Opened 3 years ago

Last modified 3 months ago

#25981 needs_work enhancement

SafeSortable wrapper for ordering heterogeneous types on Python 3

Reported by: embray Owned by:
Priority: major Milestone: sage-9.4
Component: python3 Keywords:
Cc: jdemeyer, chapoton Merged in:
Authors: Erik Bray Reviewers:
Report Upstream: N/A Work issues:
Branch: u/embray/misc/safe-sortable (Commits, GitHub, GitLab) Commit: 667f15bb146965dc76ddd989ca498d626c83a03a
Dependencies: Stopgaps:

Status badges

Description

There are several problems on Python 3 involving ordering elements of heterogeneous collections, particularly in objects such as sets and graphs.

This issue has already come up several times in the Python 3 port usually with some ad-hoc fix. For sorting, sometimes it's straightforward to come up with a reasonable sort key. Other times it's not obvious, or leads to ugly code (lots of try/excepts, etc.)

One possibility I've brought up before is inspired by the pprint implementation on Python 3: pprint by default orders the output of collections such as dicts and sets. On Python 3 they had to deal with this issue of arbitrary types no longer being ordered, so pprint has an internal helper called _safe_key on which this SafeSortable class is inspired, which serves as a wrapper around objects giving them Python 2-style sorting semantics.

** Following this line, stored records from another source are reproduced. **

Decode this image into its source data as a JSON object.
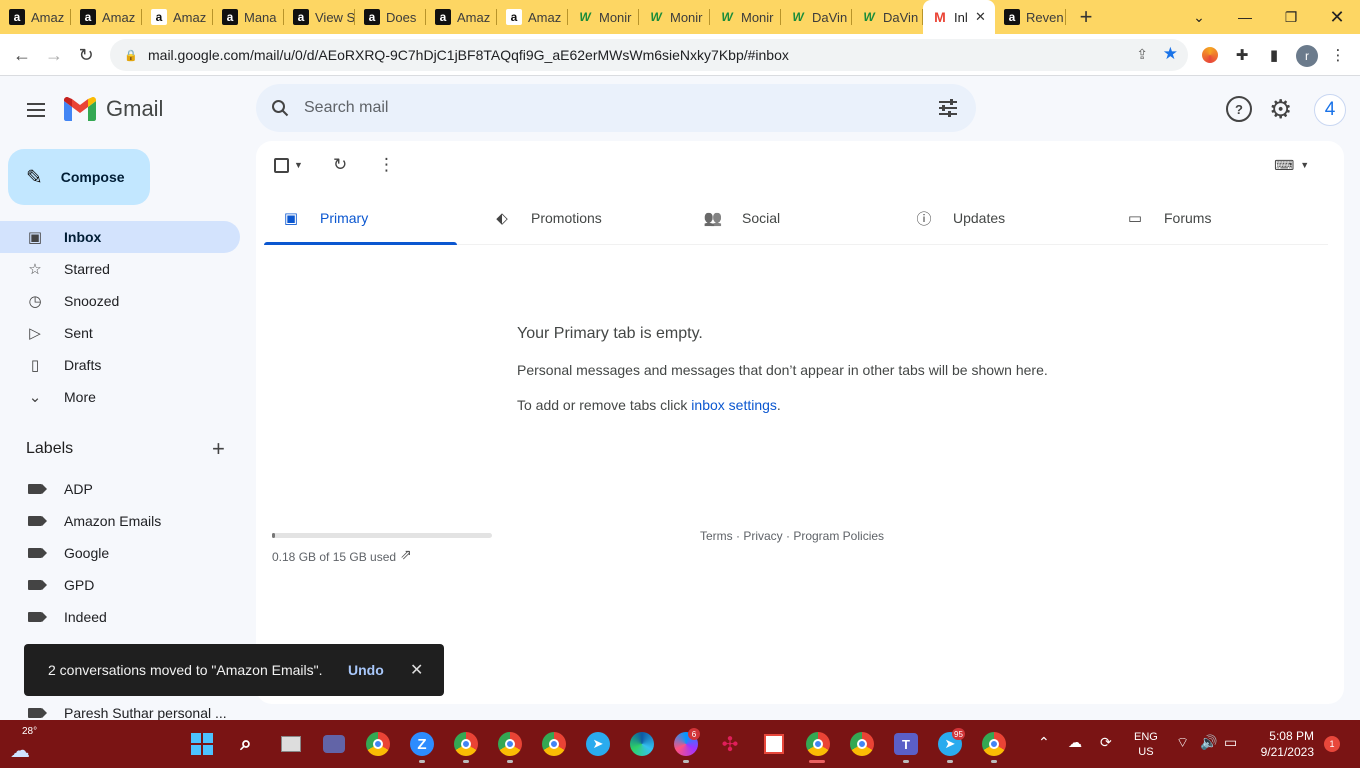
{
  "browser": {
    "tabs": [
      {
        "title": "Amaz",
        "icon": "amazon-icon"
      },
      {
        "title": "Amaz",
        "icon": "amazon-icon"
      },
      {
        "title": "Amaz",
        "icon": "amazon-icon"
      },
      {
        "title": "Mana",
        "icon": "amazon-icon"
      },
      {
        "title": "View S",
        "icon": "amazon-icon"
      },
      {
        "title": "Does",
        "icon": "amazon-icon"
      },
      {
        "title": "Amaz",
        "icon": "amazon-icon"
      },
      {
        "title": "Amaz",
        "icon": "amazon-icon"
      },
      {
        "title": "Monir",
        "icon": "monir-icon"
      },
      {
        "title": "Monir",
        "icon": "monir-icon"
      },
      {
        "title": "Monir",
        "icon": "monir-icon"
      },
      {
        "title": "DaVin",
        "icon": "davinci-icon"
      },
      {
        "title": "DaVin",
        "icon": "davinci-icon"
      },
      {
        "title": "Inl",
        "icon": "gmail-icon"
      },
      {
        "title": "Reven",
        "icon": "amazon-icon"
      }
    ],
    "url": "mail.google.com/mail/u/0/d/AEoRXRQ-9C7hDjC1jBF8TAQqfi9G_aE62erMWsWm6sieNxky7Kbp/#inbox",
    "profile_initial": "r"
  },
  "gmail": {
    "brand": "Gmail",
    "search_placeholder": "Search mail",
    "account_initial": "4",
    "compose_label": "Compose",
    "nav": [
      {
        "label": "Inbox",
        "icon": "inbox-icon"
      },
      {
        "label": "Starred",
        "icon": "star-icon"
      },
      {
        "label": "Snoozed",
        "icon": "clock-icon"
      },
      {
        "label": "Sent",
        "icon": "send-icon"
      },
      {
        "label": "Drafts",
        "icon": "draft-icon"
      },
      {
        "label": "More",
        "icon": "chevron-down-icon"
      }
    ],
    "labels_title": "Labels",
    "labels": [
      "ADP",
      "Amazon Emails",
      "Google",
      "GPD",
      "Indeed",
      "Paresh Suthar personal ..."
    ],
    "category_tabs": [
      {
        "label": "Primary",
        "icon": "inbox-icon"
      },
      {
        "label": "Promotions",
        "icon": "tag-icon"
      },
      {
        "label": "Social",
        "icon": "people-icon"
      },
      {
        "label": "Updates",
        "icon": "info-icon"
      },
      {
        "label": "Forums",
        "icon": "forum-icon"
      }
    ],
    "empty_title": "Your Primary tab is empty.",
    "empty_sub": "Personal messages and messages that don’t appear in other tabs will be shown here.",
    "empty_link_prefix": "To add or remove tabs click ",
    "empty_link_text": "inbox settings",
    "empty_link_suffix": ".",
    "storage_text": "0.18 GB of 15 GB used",
    "storage_fraction": 0.012,
    "footer": "Terms · Privacy · Program Policies",
    "snackbar": {
      "message": "2 conversations moved to \"Amazon Emails\".",
      "action": "Undo"
    }
  },
  "taskbar": {
    "weather_temp": "28°",
    "lang_line1": "ENG",
    "lang_line2": "US",
    "time": "5:08 PM",
    "date": "9/21/2023",
    "notifications": "1",
    "messenger_badge": "6",
    "telegram_badge": "95",
    "colors": {
      "bar": "#7a1414"
    }
  }
}
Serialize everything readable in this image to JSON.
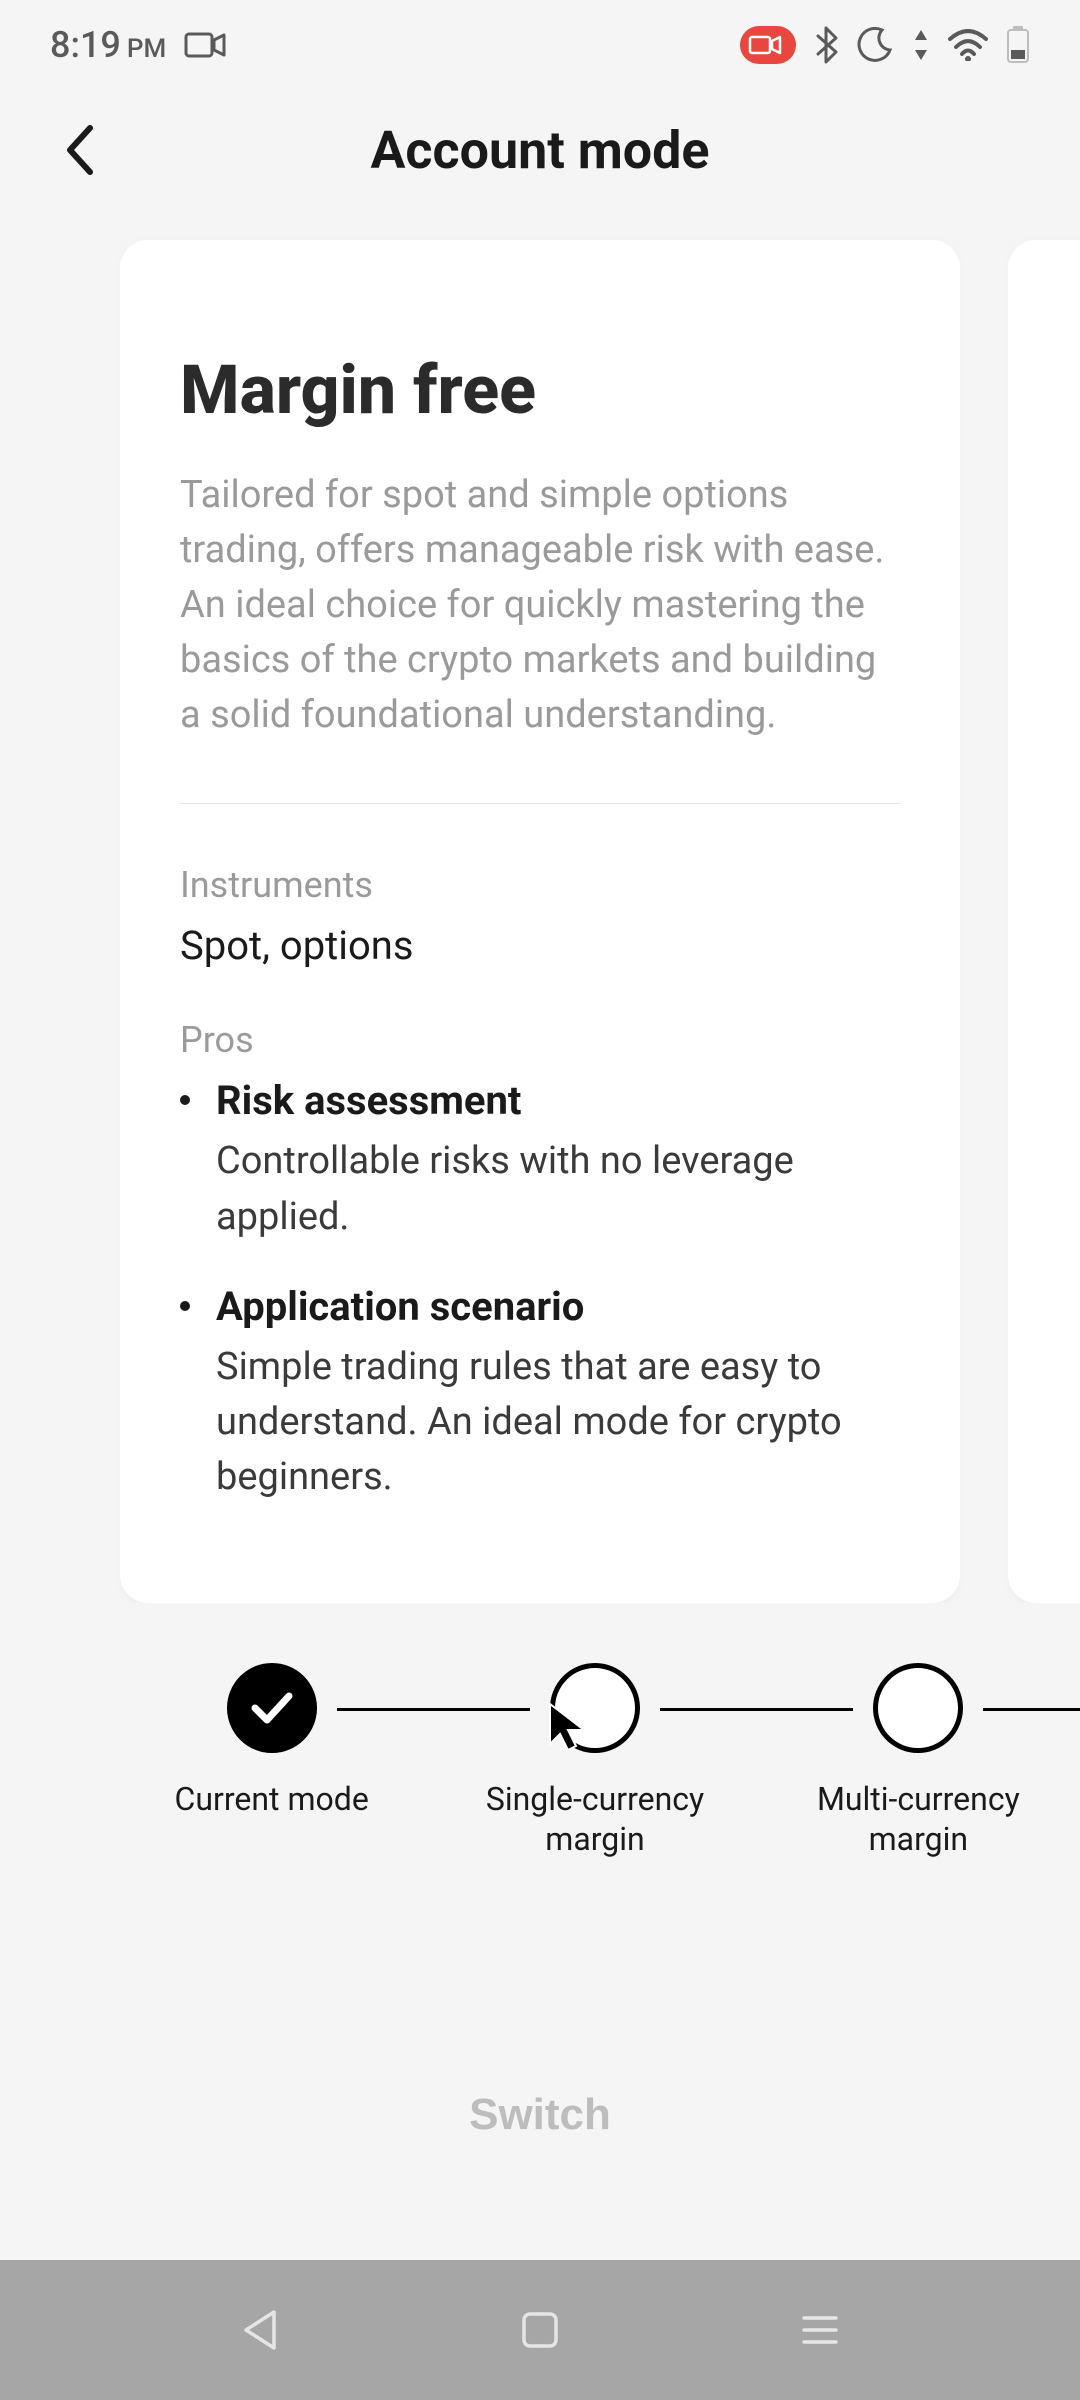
{
  "status": {
    "time": "8:19",
    "ampm": "PM"
  },
  "header": {
    "title": "Account mode"
  },
  "card": {
    "title": "Margin free",
    "description": "Tailored for spot and simple options trading, offers manageable risk with ease. An ideal choice for quickly mastering the basics of the crypto markets and building a solid foundational understanding.",
    "instruments_label": "Instruments",
    "instruments_value": "Spot, options",
    "pros_label": "Pros",
    "pros": [
      {
        "title": "Risk assessment",
        "desc": "Controllable risks with no leverage applied."
      },
      {
        "title": "Application scenario",
        "desc": "Simple trading rules that are easy to understand. An ideal mode for crypto beginners."
      }
    ]
  },
  "stepper": {
    "items": [
      {
        "label": "Current mode"
      },
      {
        "label": "Single-currency\nmargin"
      },
      {
        "label": "Multi-currency\nmargin"
      }
    ]
  },
  "switch_label": "Switch"
}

This is just a proof-of-concept, and I think there are various issues to work out:

  1. Performance comparison, especially on Python 2. Adding key=SafeSortable to sorts is unnecessary on Python 2 and probably only needlessly slows things down, though I'm not sure by how much. This could also be avoided by building a Python 2 exception into the SafeSortable.sort helper method, and/or possibly making type(SafeSortable).__call__ effectively a no-op.
  1. Performance improvements on Python 3. Even on Python 3 we can probably speed this up a lot, in particular by pooling SafeSortable instances similarly to what we do for Integers.
  1. Do we want to make the interface more flexible? For example, do we always want Python 2 sorting semantics? Would it also be useful to provide an optional custom fallback for two types that can't be compared naturally?
  1. What about comparing compound objects, specifically tuples? Do we want an API for applying SafeSortable recursively to the elements of tuples? And what about other comparing other heterogeneous collections such as lists? I think this would probably be useful (e.g. sorting key/value pairs from a dict), but I haven't settled on the API for that.

Change History (31)

comment:1 Changed 3 years ago by embray

  • Cc jdemeyer chapoton added

comment:2 Changed 3 years ago by embray

  • Status changed from new to needs_review

comment:3 Changed 3 years ago by embray

On sage-devel the idea was raise of sorting otherwise unordered objects also based on their hash (as opposed to their id). This might be a nice semantic to add, where possible, since it will lead to a more deterministic (at within a given platform) sort.

comment:4 Changed 3 years ago by embray

  • Milestone changed from sage-8.4 to sage-8.5

comment:5 follow-up: Changed 2 years ago by zerline

  • Status changed from needs_review to positive_review

This obviously is a useful change.

Python2 compatibility is a wise behavior.

I only deplore that we need to import a new module, even a small one ..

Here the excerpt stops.